Three Types of Auto Coverage That Most Often Confuse

The lowdown on liability, UM/UIM, and rental reimbursement

If you’re overwhelmed with all the coverage options on your auto insurance, you’re not alone. In fact, you might be tempted to just buy the minimum insurance required by law. But unless you own little more than the clothes on your back, that may be a bad idea. 

Why? Because the legal minimum liability limits may not be enough to cover injuries or damage to other people and property due to an accident. And if the costs of a crash you cause exceed your policy limits, the other driver can sue you for anything of value you own. An insurance policy has two main purposes: 1) to cover the damages you cause to other persons and property (liability coverage), and 2) to protect you and your insured vehicle (other optional coverages). 

What you need depends on your financial situation, your risk tolerance level, and other factors. To help you make informed decisions, we explain three types of coverage that most often confuse people. If you have questions about coverage limits or other types of coverage, such as collision and comprehensive or umbrella policies, talk to your insurance agent. You may also want to consult a certified financial planner, attorney, and/or estate planner to help you decide how much insurance is right for you. 

Liability coverage

Liability insurance is required by law to cover bodily injury and property damage that you cause to other people and property while driving your insured vehicle. This coverage is usually stated as three numbers that indicate, in order, 1) the amount your policy will pay for bodily injuries you are liable for per person if you are at fault, 2) the total amount it will pay for injuries you are liable for per accident, and 3) the total amount it will pay for property damage that you cause while driving. For example, a 100/300/100 policy will pay each person injured in a crash that you cause while driving up to $100,000, with a maximum limit of $300,000 for the accident, and up to $100,000 to repair damage to the other person’s vehicle and/or property.

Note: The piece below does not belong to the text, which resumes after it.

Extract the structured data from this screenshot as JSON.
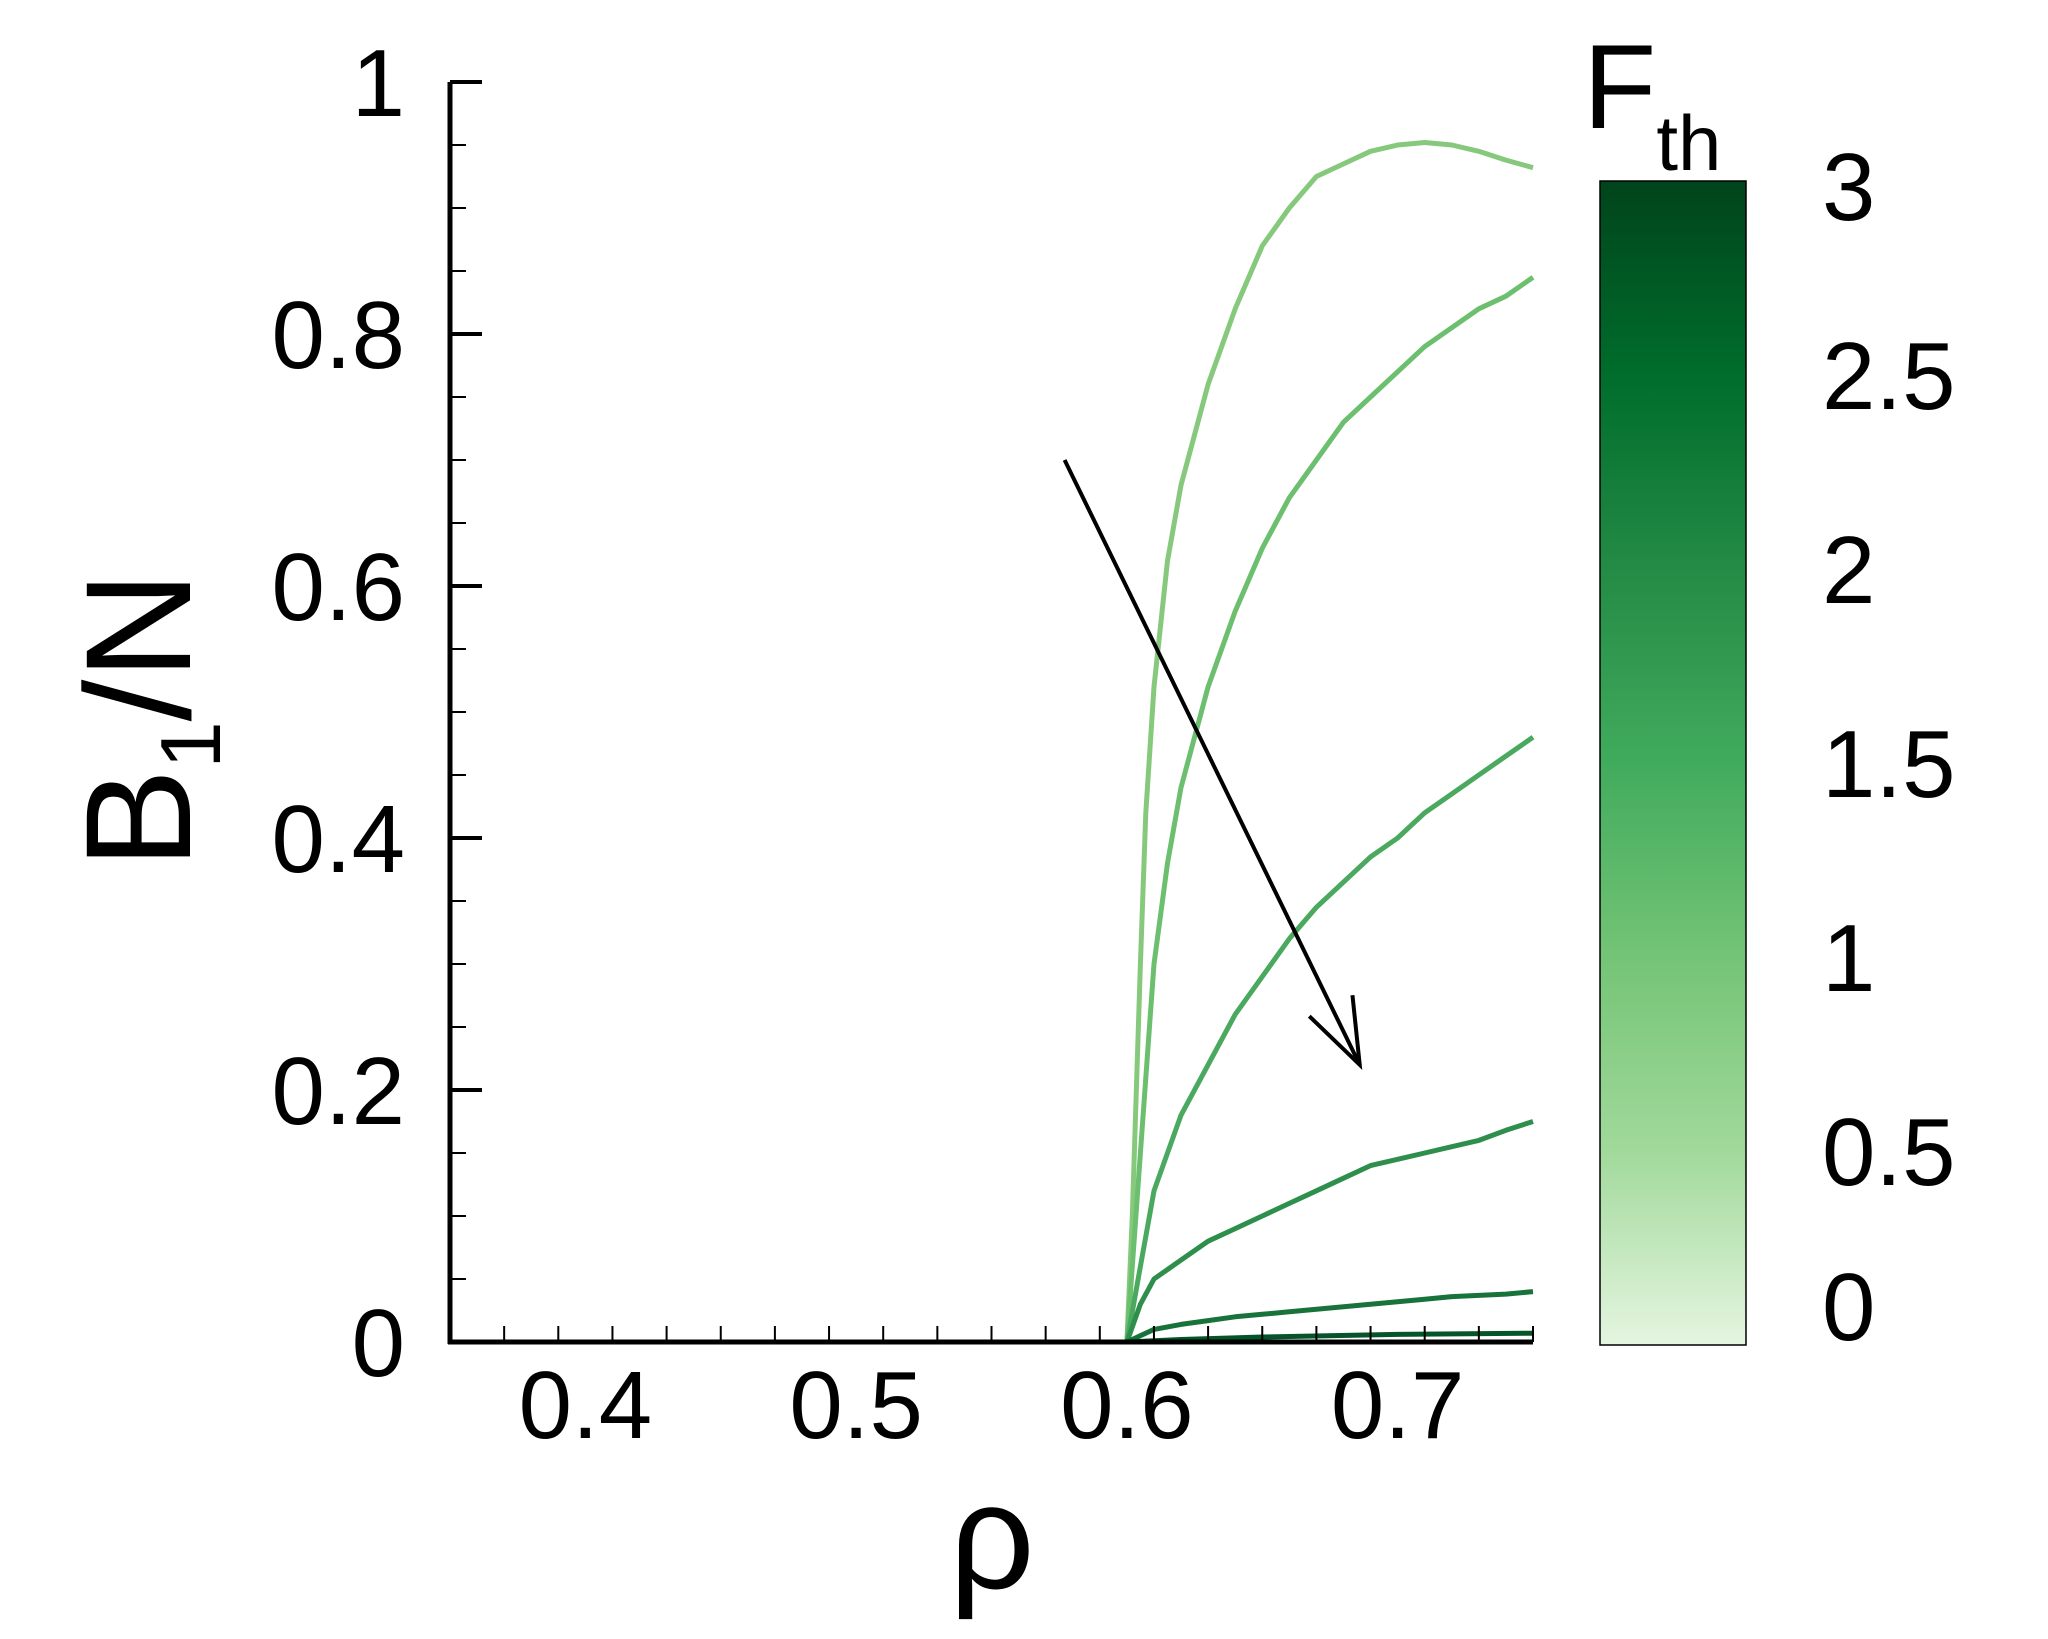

Uninsured/underinsured motorist coverage

If someone who has inadequate or no insurance hits your car and is at fault, and you are legally entitled to recover damages, this coverage protects you and your passengers against related bodily injury or property damage, up to the limits available. This coverage is not required in some states, but without it, your other options may be unappealing: try to collect from the other driver for damages, and, if unsuccessful, possibly file a lawsuit for compensation. 

Rental reimbursement

If you’re involved in a crash and your car needs extensive repairs, this coverage will pay for the rental car while your vehicle is in the shop, up to the rental limits on your policy. It will also pay for a rental vehicle for a specified period if your vehicle is totaled and you need transportation while you’re shopping for a new car. If you can’t easily borrow a car, it can be a smart investment, since rental car costs can add up quickly.